Rachid kahar, quant à lui, s’intéresse dans son roman biographique aussi bien à la poésie qu’à la vie du barde. Avec une priorité à sa vie. Il est donc aisé de deviner que Rachid Kahar fait appel à son imagination fertile pour rédiger, avec un talent certain, les 200 pages de son roman.
D’ailleurs, c’est la raison pour laquelle le livre porte la mention roman au lieu de biographie. Le résultat est donc une biographie imaginaire mais ponctuée, à maintes étapes, par des faits saillants de la vie de Si Mohand.
Les lecteurs qui ont déjà eu l’occasion de voir le film et le feuilleton consacrés à Si Mohand retrouveront, en lisant le roman de Rachid Kahar, les événements ayant marqué le parcours de Si Mohand dans la vie. C’est le cas, entre autres, de la période de l’arrivée des troupes françaises dans la région natale de Si Mohand au coeur de la Kabylie et qui allaient semer terreur et désolation dans l’esprit de l’enfant, poète. Un événement qui allait le marquer à vie et qui allait le traumatiser. Cette partie est décrite parfaitement par l’auteur qui saisit cet aspect de la vie du poète pour raconter du même coup un pan de l’Histoire de la Kabylie face au colonialisme français marqué par «un déluge de feu et de fer ayant surpris les combattants kabyles». Si Mohand avait treize ans. Malgré son jeune âge, il comprit tout.
Forger l’âme
A la fin de sa vie, Si Mohand «entend encore résonner dans sa tête les sonneries des clairons et les tumultes des carnages dans les villages». Ces souvenirs douloureux ayant émaillé la vie de Si Mohand et de tous les habitants du village Icheriwen, à Tizi Rached, contribuèrent bien sûr à forger l’âme sensible du poète. Rachid Kahar restitue cet épisode et tant d’autres de manière magistrale grâce à sa belle plume et à son vocabulaire précis. On comprend vite qu’en narrant la vie de Si Mohand, l’auteur raconte en même temps l’Histoire de la région tout entière de Larbaâ Nath Irathen et de ses environs.

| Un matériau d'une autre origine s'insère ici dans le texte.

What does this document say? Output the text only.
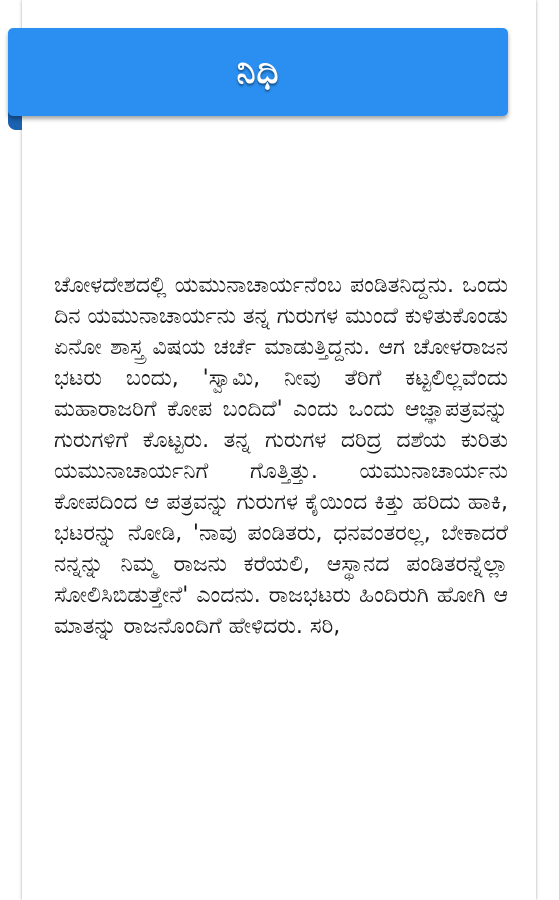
ನಿಧಿ

ಚೋಳದೇಶದಲ್ಲಿ ಯಮುನಾಚಾರ್ಯನೆಂಬ ಪಂಡಿತನಿದ್ದನು. ಒಂದು ದಿನ ಯಮುನಾಚಾರ್ಯನು ತನ್ನ ಗುರುಗಳ ಮುಂದೆ ಕುಳಿತುಕೊಂಡು ಏನೋ ಶಾಸ್ತ್ರ ವಿಷಯ ಚರ್ಚೆ ಮಾಡುತ್ತಿದ್ದನು. ಆಗ ಚೋಳರಾಜನ ಭಟರು ಬಂದು, 'ಸ್ವಾಮಿ, ನೀವು ತೆರಿಗೆ ಕಟ್ಟಲಿಲ್ಲವೆಂದು ಮಹಾರಾಜರಿಗೆ ಕೋಪ ಬಂದಿದೆ' ಎಂದು ಒಂದು ಆಜ್ಞಾಪತ್ರವನ್ನು ಗುರುಗಳಿಗೆ ಕೊಟ್ಟರು. ತನ್ನ ಗುರುಗಳ ದರಿದ್ರ ದಶೆಯ ಕುರಿತು ಯಮುನಾಚಾರ್ಯನಿಗೆ ಗೊತ್ತಿತ್ತು. ಯಮುನಾಚಾರ್ಯನು ಕೋಪದಿಂದ ಆ ಪತ್ರವನ್ನು ಗುರುಗಳ ಕೈಯಿಂದ ಕಿತ್ತು ಹರಿದು ಹಾಕಿ, ಭಟರನ್ನು ನೋಡಿ, 'ನಾವು ಪಂಡಿತರು, ಧನವಂತರಲ್ಲ, ಬೇಕಾದರೆ ನನ್ನನ್ನು ನಿಮ್ಮ ರಾಜನು ಕರೆಯಲಿ, ಆಸ್ಥಾನದ ಪಂಡಿತರನ್ನೆಲ್ಲಾ ಸೋಲಿಸಿಬಿಡುತ್ತೇನೆ' ಎಂದನು. ರಾಜಭಟರು ಹಿಂದಿರುಗಿ ಹೋಗಿ ಆ ಮಾತನ್ನು ರಾಜನೊಂದಿಗೆ ಹೇಳಿದರು. ಸರಿ,
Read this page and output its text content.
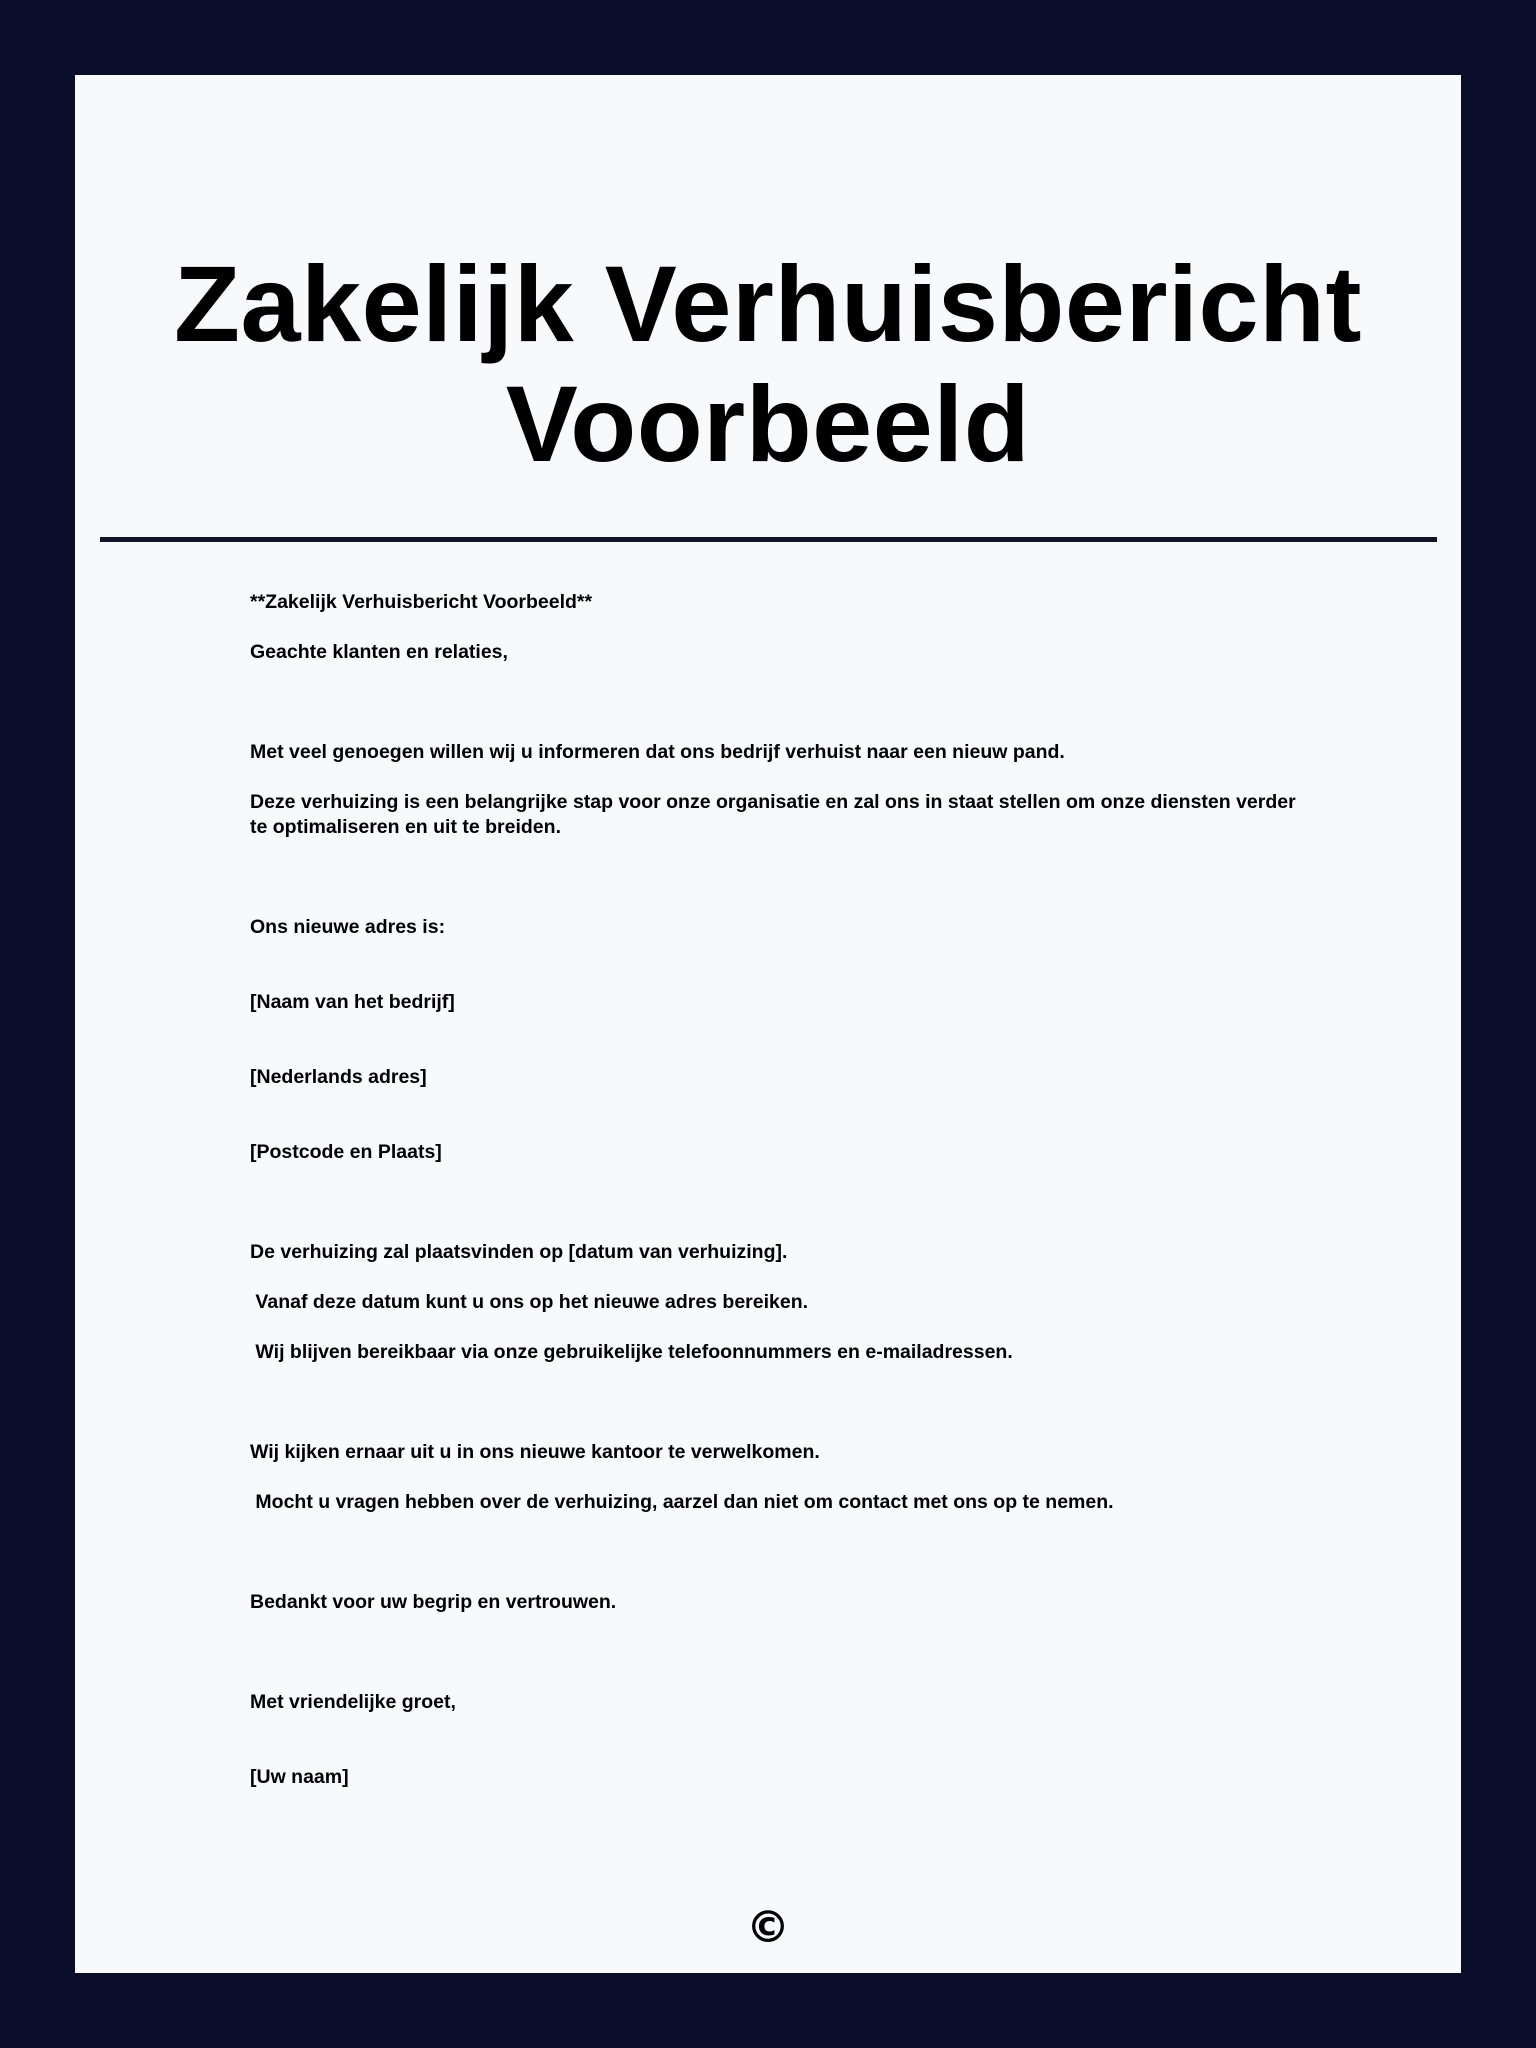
Zakelijk Verhuisbericht
Voorbeeld
**Zakelijk Verhuisbericht Voorbeeld**
Geachte klanten en relaties,
Met veel genoegen willen wij u informeren dat ons bedrijf verhuist naar een nieuw pand.
Deze verhuizing is een belangrijke stap voor onze organisatie en zal ons in staat stellen om onze diensten verder te optimaliseren en uit te breiden.
Ons nieuwe adres is:
[Naam van het bedrijf]
[Nederlands adres]
[Postcode en Plaats]
De verhuizing zal plaatsvinden op [datum van verhuizing].
Vanaf deze datum kunt u ons op het nieuwe adres bereiken.
Wij blijven bereikbaar via onze gebruikelijke telefoonnummers en e-mailadressen.
Wij kijken ernaar uit u in ons nieuwe kantoor te verwelkomen.
Mocht u vragen hebben over de verhuizing, aarzel dan niet om contact met ons op te nemen.
Bedankt voor uw begrip en vertrouwen.
Met vriendelijke groet,
[Uw naam]
©
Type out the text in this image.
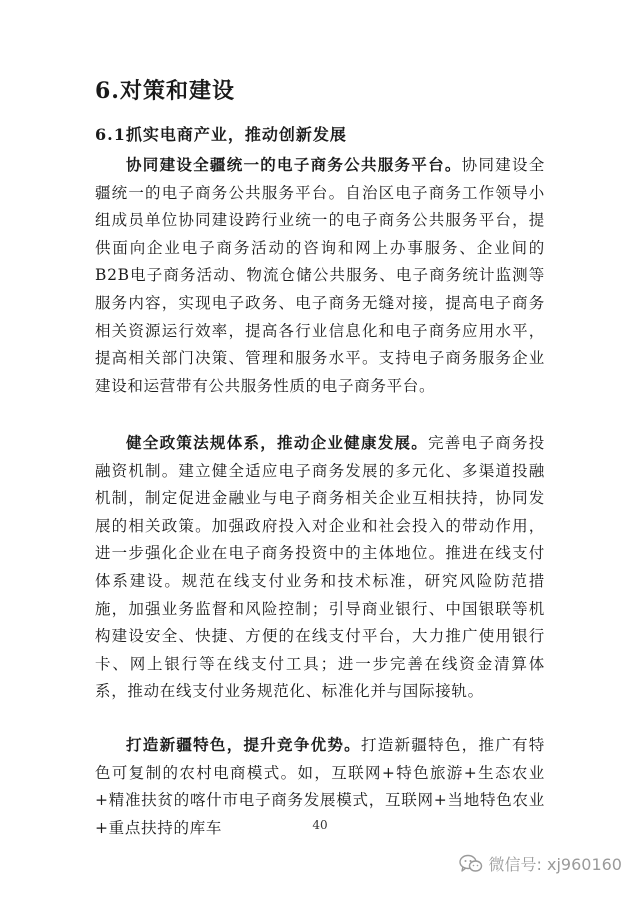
6.对策和建设
6.1抓实电商产业，推动创新发展

协同建设全疆统一的电子商务公共服务平台。协同建设全疆统一的电子商务公共服务平台。自治区电子商务工作领导小组成员单位协同建设跨行业统一的电子商务公共服务平台，提供面向企业电子商务活动的咨询和网上办事服务、企业间的B2B电子商务活动、物流仓储公共服务、电子商务统计监测等服务内容，实现电子政务、电子商务无缝对接，提高电子商务相关资源运行效率，提高各行业信息化和电子商务应用水平，提高相关部门决策、管理和服务水平。支持电子商务服务企业建设和运营带有公共服务性质的电子商务平台。

健全政策法规体系，推动企业健康发展。完善电子商务投融资机制。建立健全适应电子商务发展的多元化、多渠道投融机制，制定促进金融业与电子商务相关企业互相扶持，协同发展的相关政策。加强政府投入对企业和社会投入的带动作用，进一步强化企业在电子商务投资中的主体地位。推进在线支付体系建设。规范在线支付业务和技术标准，研究风险防范措施，加强业务监督和风险控制；引导商业银行、中国银联等机构建设安全、快捷、方便的在线支付平台，大力推广使用银行卡、网上银行等在线支付工具；进一步完善在线资金清算体系，推动在线支付业务规范化、标准化并与国际接轨。

打造新疆特色，提升竞争优势。打造新疆特色，推广有特色可复制的农村电商模式。如，互联网+特色旅游+生态农业+精准扶贫的喀什市电子商务发展模式，互联网+当地特色农业+重点扶持的库车	40

微信号: xj960160
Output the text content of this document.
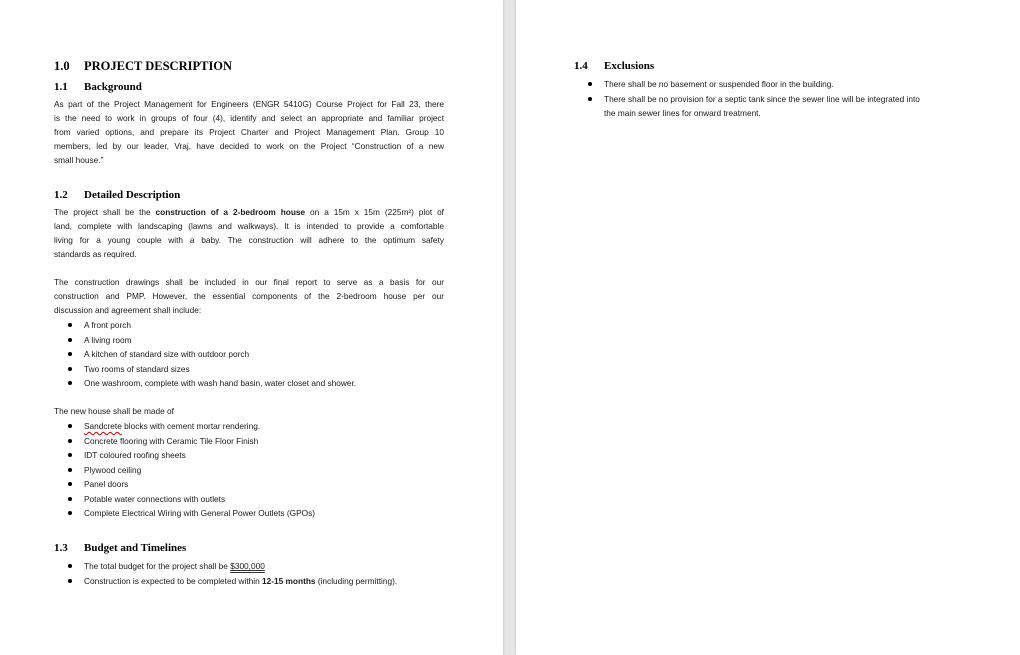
1.0 PROJECT DESCRIPTION
1.1 Background
As part of the Project Management for Engineers (ENGR 5410G) Course Project for Fall 23, there
is the need to work in groups of four (4), identify and select an appropriate and familiar project
from varied options, and prepare its Project Charter and Project Management Plan. Group 10
members, led by our leader, Vraj, have decided to work on the Project “Construction of a new
small house.”
1.2 Detailed Description
The project shall be the construction of a 2-bedroom house on a 15m x 15m (225m²) plot of
land, complete with landscaping (lawns and walkways). It is intended to provide a comfortable
living for a young couple with a baby. The construction will adhere to the optimum safety
standards as required.
The construction drawings shall be included in our final report to serve as a basis for our
construction and PMP. However, the essential components of the 2-bedroom house per our
discussion and agreement shall include:
A front porch
A living room
A kitchen of standard size with outdoor porch
Two rooms of standard sizes
One washroom, complete with wash hand basin, water closet and shower.
The new house shall be made of
Sandcrete blocks with cement mortar rendering.
Concrete flooring with Ceramic Tile Floor Finish
IDT coloured roofing sheets
Plywood ceiling
Panel doors
Potable water connections with outlets
Complete Electrical Wiring with General Power Outlets (GPOs)
1.3 Budget and Timelines
The total budget for the project shall be $300,000
Construction is expected to be completed within 12-15 months (including permitting).
1.4 Exclusions
There shall be no basement or suspended floor in the building.
There shall be no provision for a septic tank since the sewer line will be integrated into
the main sewer lines for onward treatment.
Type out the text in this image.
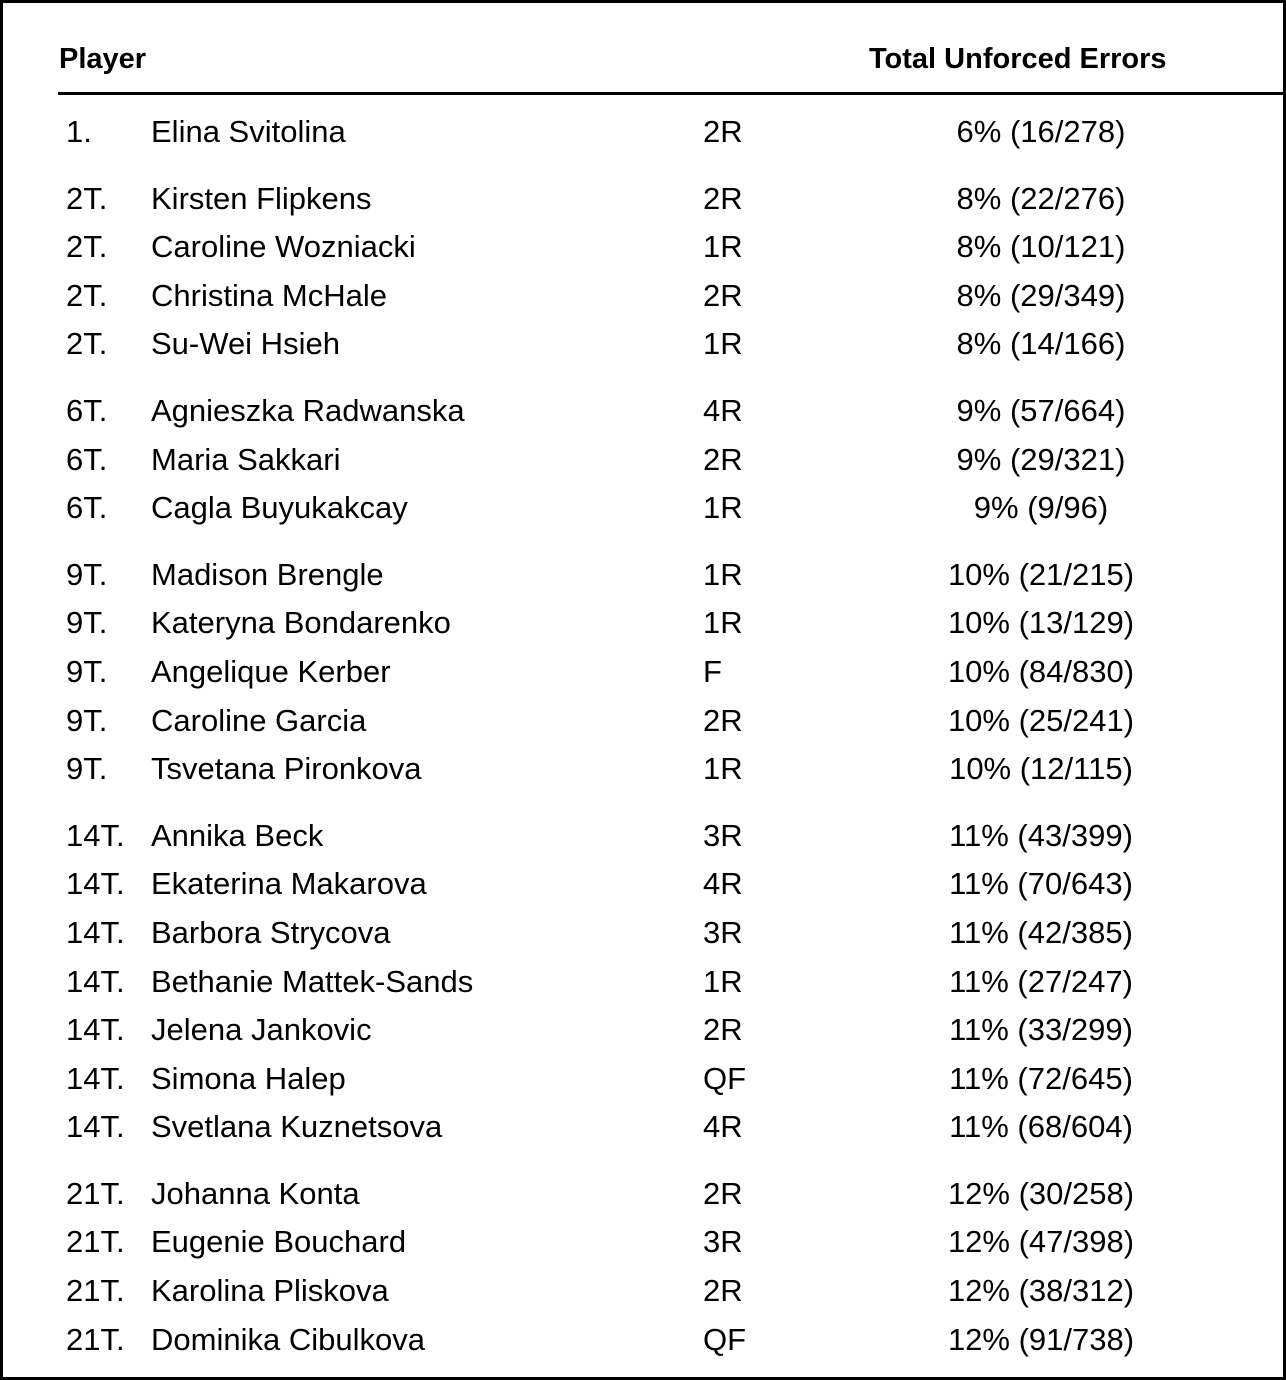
Player	Total Unforced Errors
1. Elina Svitolina	2R	6% (16/278)
2T. Kirsten Flipkens	2R	8% (22/276)
2T. Caroline Wozniacki	1R	8% (10/121)
2T. Christina McHale	2R	8% (29/349)
2T. Su-Wei Hsieh	1R	8% (14/166)
6T. Agnieszka Radwanska	4R	9% (57/664)
6T. Maria Sakkari	2R	9% (29/321)
6T. Cagla Buyukakcay	1R	9% (9/96)
9T. Madison Brengle	1R	10% (21/215)
9T. Kateryna Bondarenko	1R	10% (13/129)
9T. Angelique Kerber	F	10% (84/830)
9T. Caroline Garcia	2R	10% (25/241)
9T. Tsvetana Pironkova	1R	10% (12/115)
14T. Annika Beck	3R	11% (43/399)
14T. Ekaterina Makarova	4R	11% (70/643)
14T. Barbora Strycova	3R	11% (42/385)
14T. Bethanie Mattek-Sands	1R	11% (27/247)
14T. Jelena Jankovic	2R	11% (33/299)
14T. Simona Halep	QF	11% (72/645)
14T. Svetlana Kuznetsova	4R	11% (68/604)
21T. Johanna Konta	2R	12% (30/258)
21T. Eugenie Bouchard	3R	12% (47/398)
21T. Karolina Pliskova	2R	12% (38/312)
21T. Dominika Cibulkova	QF	12% (91/738)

Si Mohand, par la voix de Rachid Kahar, qui revient sur les souvenirs de toute sa vie sur son lit de mort, à l’hôpital de Michelet, a une mémoire d’éléphant. Il se rappelle de tout. Ou presque.
Il cite les lieux, les noms et les événements avec le moindre détail. Ce qui démontre que l’auteur Rachid Kahar s’est adonné à un travail de recherche et de documentation colossal. Ce qui rend la lecture de ce roman d’autant plus attrayante, c’est le fait que l’auteur ponctue chaque situation racontée, d’un poème de neuf vers de Si Mohand, traduit en français bien sûr. On y revisite alors tous les thèmes chers au barde de Kabylie comme l’amour, le désir, la pauvreté, le désespoir, la mort et l’injustice, les frustrations, etc.
En lisant le roman de Rachid Kahar; le lecteur effectue plusieurs voyages à la fois. Un voyage dans le temps, un autre en Kabylie et encore un autre dans la belle poésie de celui qui sera plus tard le maître et la source d’inspiration d’une infinité d’artistes ayant chanté et loué à satiété l’aspect sublime de l’oeuvre de Si Mohand Ou M’Hand.